The final step is to deliver that answer—which, by now, should be in a user-friendly format—to the user at the right time in the right format. Often, lots of data-related products only emphasize this part, as it is the most intimate one to the users. After all, it provides an illusion that the user is in total control, being able to touch the data so nicely displayed on the screen. Such tool sets may produce impressive-looking reports and dazzling graphics. But, lest we forget, they are only representations of the data refinement processes. In addition, no tool set will ever do the thinking part for anyone. I’ve seen so many missed opportunities where decision-makers invested obscene amounts of money in fancy tool sets, believing they will conduct all the logical and data refinement work for them, automatically. That is like believing that purchasing the top of the line Fender Stratocaster will guarantee that you will play like Eric Clapton in the near future. Yes, the tool sets are important as delivery mechanisms of refined data, but none of them replace the refinement part. Doing so would be like skipping guitar practice after spending $3,000 on a guitar.

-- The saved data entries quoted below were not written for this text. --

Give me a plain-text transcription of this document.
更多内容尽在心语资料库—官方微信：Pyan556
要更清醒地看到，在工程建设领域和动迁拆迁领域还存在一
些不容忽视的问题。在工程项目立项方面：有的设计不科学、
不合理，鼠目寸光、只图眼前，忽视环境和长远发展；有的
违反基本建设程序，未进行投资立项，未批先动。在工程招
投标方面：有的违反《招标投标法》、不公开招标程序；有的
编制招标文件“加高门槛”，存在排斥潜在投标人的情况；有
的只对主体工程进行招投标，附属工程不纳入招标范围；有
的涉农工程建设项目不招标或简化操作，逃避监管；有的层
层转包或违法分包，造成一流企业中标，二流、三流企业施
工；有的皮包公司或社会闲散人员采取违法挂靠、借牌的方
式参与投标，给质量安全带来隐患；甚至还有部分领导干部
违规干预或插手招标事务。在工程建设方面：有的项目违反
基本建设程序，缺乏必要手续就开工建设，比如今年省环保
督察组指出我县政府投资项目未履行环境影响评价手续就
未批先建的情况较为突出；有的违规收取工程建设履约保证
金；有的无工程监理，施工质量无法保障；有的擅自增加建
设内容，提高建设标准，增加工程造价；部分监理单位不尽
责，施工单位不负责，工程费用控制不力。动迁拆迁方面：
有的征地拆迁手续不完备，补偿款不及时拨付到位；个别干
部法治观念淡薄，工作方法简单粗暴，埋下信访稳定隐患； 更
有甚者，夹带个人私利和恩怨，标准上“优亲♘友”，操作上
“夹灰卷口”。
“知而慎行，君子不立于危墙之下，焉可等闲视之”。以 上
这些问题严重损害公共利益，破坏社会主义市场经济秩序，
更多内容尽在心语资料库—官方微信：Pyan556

Big Data business should be about providing answers to questions. It should be about humans who are the subjects of data collection and, in turn, the ultimate beneficiaries of information. It’s not about IT or tool sets that come and go like hit songs. But it should be about inserting advanced use of data into everyday decision-making processes by all kinds of people, not just the ones with statistics degrees. The goal of data players must be to make it simple—not bigger and more complex.

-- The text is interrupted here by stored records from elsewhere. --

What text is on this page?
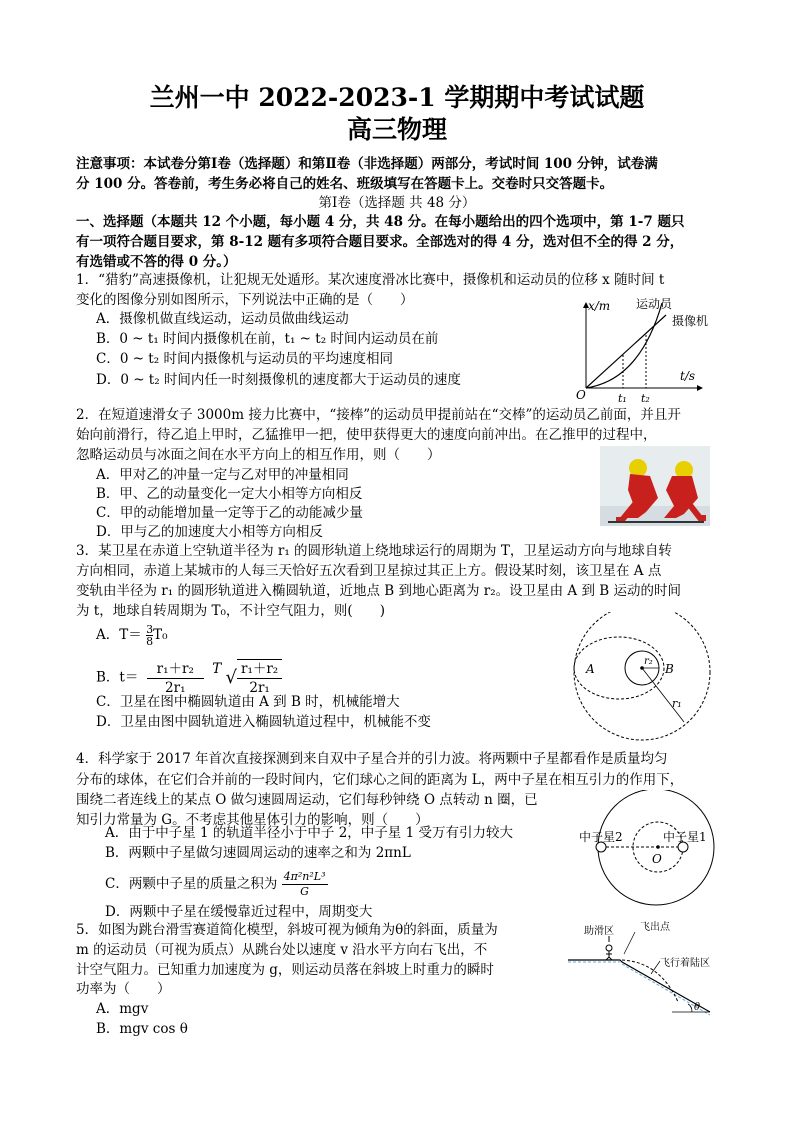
兰州一中 2022-2023-1 学期期中考试试题
高三物理
注意事项：本试卷分第Ⅰ卷（选择题）和第Ⅱ卷（非选择题）两部分，考试时间 100 分钟，试卷满
分 100 分。答卷前，考生务必将自己的姓名、班级填写在答题卡上。交卷时只交答题卡。
第Ⅰ卷（选择题 共 48 分）
一、选择题（本题共 12 个小题，每小题 4 分，共 48 分。在每小题给出的四个选项中，第 1-7 题只
有一项符合题目要求，第 8-12 题有多项符合题目要求。全部选对的得 4 分，选对但不全的得 2 分，
有选错或不答的得 0 分。）
1．“猎豹”高速摄像机，让犯规无处遁形。某次速度滑冰比赛中，摄像机和运动员的位移 x 随时间 t
变化的图像分别如图所示，下列说法中正确的是（　　）
A．摄像机做直线运动，运动员做曲线运动
B．0 ~ t₁ 时间内摄像机在前，t₁ ~ t₂ 时间内运动员在前
C．0 ~ t₂ 时间内摄像机与运动员的平均速度相同
D．0 ~ t₂ 时间内任一时刻摄像机的速度都大于运动员的速度
x/m
t/s
O	t₁ t₂
运动员
摄像机
2．在短道速滑女子 3000m 接力比赛中，“接棒”的运动员甲提前站在“交棒”的运动员乙前面，并且开
始向前滑行，待乙追上甲时，乙猛推甲一把，使甲获得更大的速度向前冲出。在乙推甲的过程中，
忽略运动员与冰面之间在水平方向上的相互作用，则（　　）
A．甲对乙的冲量一定与乙对甲的冲量相同
B．甲、乙的动量变化一定大小相等方向相反
C．甲的动能增加量一定等于乙的动能减少量
D．甲与乙的加速度大小相等方向相反
3．某卫星在赤道上空轨道半径为 r₁ 的圆形轨道上绕地球运行的周期为 T，卫星运动方向与地球自转
方向相同，赤道上某城市的人每三天恰好五次看到卫星掠过其正上方。假设某时刻，该卫星在 A 点
变轨由半径为 r₁ 的圆形轨道进入椭圆轨道，近地点 B 到地心距离为 r₂。设卫星由 A 到 B 运动的时间
为 t，地球自转周期为 T₀，不计空气阻力，则(　　)
A．$T= \frac{3}{8} T_0$
B．$t= \frac{\text{r₁＋r₂}}{\text{2r₁}}$ T √ $\frac{\text{r₁＋r₂}}{\text{2r₁}}$
C．卫星在图中椭圆轨道由 A 到 B 时，机械能增大
D．卫星由图中圆轨道进入椭圆轨道过程中，机械能不变
r₂
r₁
A	B
4．科学家于 2017 年首次直接探测到来自双中子星合并的引力波。将两颗中子星都看作是质量均匀
分布的球体，在它们合并前的一段时间内，它们球心之间的距离为 L，两中子星在相互引力的作用下，
围绕二者连线上的某点 O 做匀速圆周运动，它们每秒钟绕 O 点转动 n 圈，已
知引力常量为 G。不考虑其他星体引力的影响，则（　　）
A．由于中子星 1 的轨道半径小于中子 2，中子星 1 受万有引力较大
B．两颗中子星做匀速圆周运动的速率之和为 2πnL
C．两颗中子星的质量之积为 $\frac{\text{4π²n²L³}}{G}$
D．两颗中子星在缓慢靠近过程中，周期变大
中子星2	中子星1
O
5．如图为跳台滑雪赛道简化模型，斜坡可视为倾角为θ的斜面，质量为
m 的运动员（可视为质点）从跳台处以速度 v 沿水平方向右飞出，不
计空气阻力。已知重力加速度为 g，则运动员落在斜坡上时重力的瞬时
功率为（　　）
A．mgv
B．mgv cos θ
助滑区	飞出点
飞行着陆区
θ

I boldly predict that missing these points will make “Big Data” a dirty word in the next three years. Emphasizing the size element alone will lead to unbalanced investments, which will then lead to disappointing results with not much to show for them in this cruel age of ROI. That is a sure way to kill the buzz. Not that I am that fond of the expression “Big Data”; though, I admit, one benefit has been that I don’t have to explain what I do for living for 10 minutes any more. Nonetheless, all the Big Data folks may need an exit plan if we are indeed heading for the days when it will be yet another disappointing buzzword. So let’s do this one right, and start thinking about refining the data first and foremost.
Collection and storage are just so last year.